Prove the following by using the principle of mathematical induction for all n ∈ N:

Solution:

Let the given statement be P(n), i.e.,

$\mathrm{P}(n):\left(1+\frac{3}{1}\right)\left(1+\frac{5}{4}\right)\left(1+\frac{7}{9}\right) \ldots\left(1+\frac{(2 n+1)}{n^{2}}\right)=(n+1)^{2}$

For n = 1, we have

$P(1):\left(1+\frac{3}{1}\right)=4=(1+1)^{2}=2^{2}=4$, which is true.

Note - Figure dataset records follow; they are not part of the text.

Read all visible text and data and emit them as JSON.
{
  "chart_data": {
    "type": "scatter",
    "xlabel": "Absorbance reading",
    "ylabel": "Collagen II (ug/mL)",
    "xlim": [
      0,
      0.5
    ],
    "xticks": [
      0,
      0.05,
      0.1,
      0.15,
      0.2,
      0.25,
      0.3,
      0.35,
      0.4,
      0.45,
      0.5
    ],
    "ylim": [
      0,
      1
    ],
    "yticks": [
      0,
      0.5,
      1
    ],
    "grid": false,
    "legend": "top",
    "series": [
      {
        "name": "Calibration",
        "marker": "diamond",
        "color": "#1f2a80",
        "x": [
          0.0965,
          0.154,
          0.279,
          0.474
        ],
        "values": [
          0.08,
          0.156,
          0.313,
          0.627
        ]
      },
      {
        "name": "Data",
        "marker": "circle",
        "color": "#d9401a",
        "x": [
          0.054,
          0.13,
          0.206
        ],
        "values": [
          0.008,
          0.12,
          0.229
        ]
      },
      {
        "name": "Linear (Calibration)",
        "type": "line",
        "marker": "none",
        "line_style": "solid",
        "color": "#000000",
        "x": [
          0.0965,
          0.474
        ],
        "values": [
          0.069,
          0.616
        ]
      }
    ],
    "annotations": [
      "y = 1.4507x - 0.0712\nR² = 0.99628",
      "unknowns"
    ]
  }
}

Let P(k) be true for some positive integer k, i.e.,

$\left(1+\frac{3}{1}\right)\left(1+\frac{5}{4}\right)\left(1+\frac{7}{9}\right) \ldots\left(1+\frac{(2 k+1)}{k^{2}}\right)=(k+1)^{2}$ $\ldots(1)$

We shall now prove that P(k + 1) is true.

Consider

$\left[\left(1+\frac{3}{1}\right)\left(1+\frac{5}{4}\right)\left(1+\frac{7}{9}\right) \ldots\left(1+\frac{(2 k+1)}{k^{2}}\right)\right]\left\{1+\frac{\{2(k+1)+1\}}{(k+1)^{2}}\right\}$

$=(k+1)^{2}\left(1+\frac{2(k+1)+1}{(k+1)^{2}}\right)$ [Using(1)]

$=(k+1)^{2}\left[\frac{(k+1)^{2}+2(k+1)+1}{(k+1)^{2}}\right]$

$=(k+1)^{2}+2(k+1)+1$

$=\{(k+1)+1\}^{2}$

Thus, P(k + 1) is true whenever P(k) is true.

Hence, by the principle of mathematical induction, statement P(n) is true for all natural numbers i.e., n.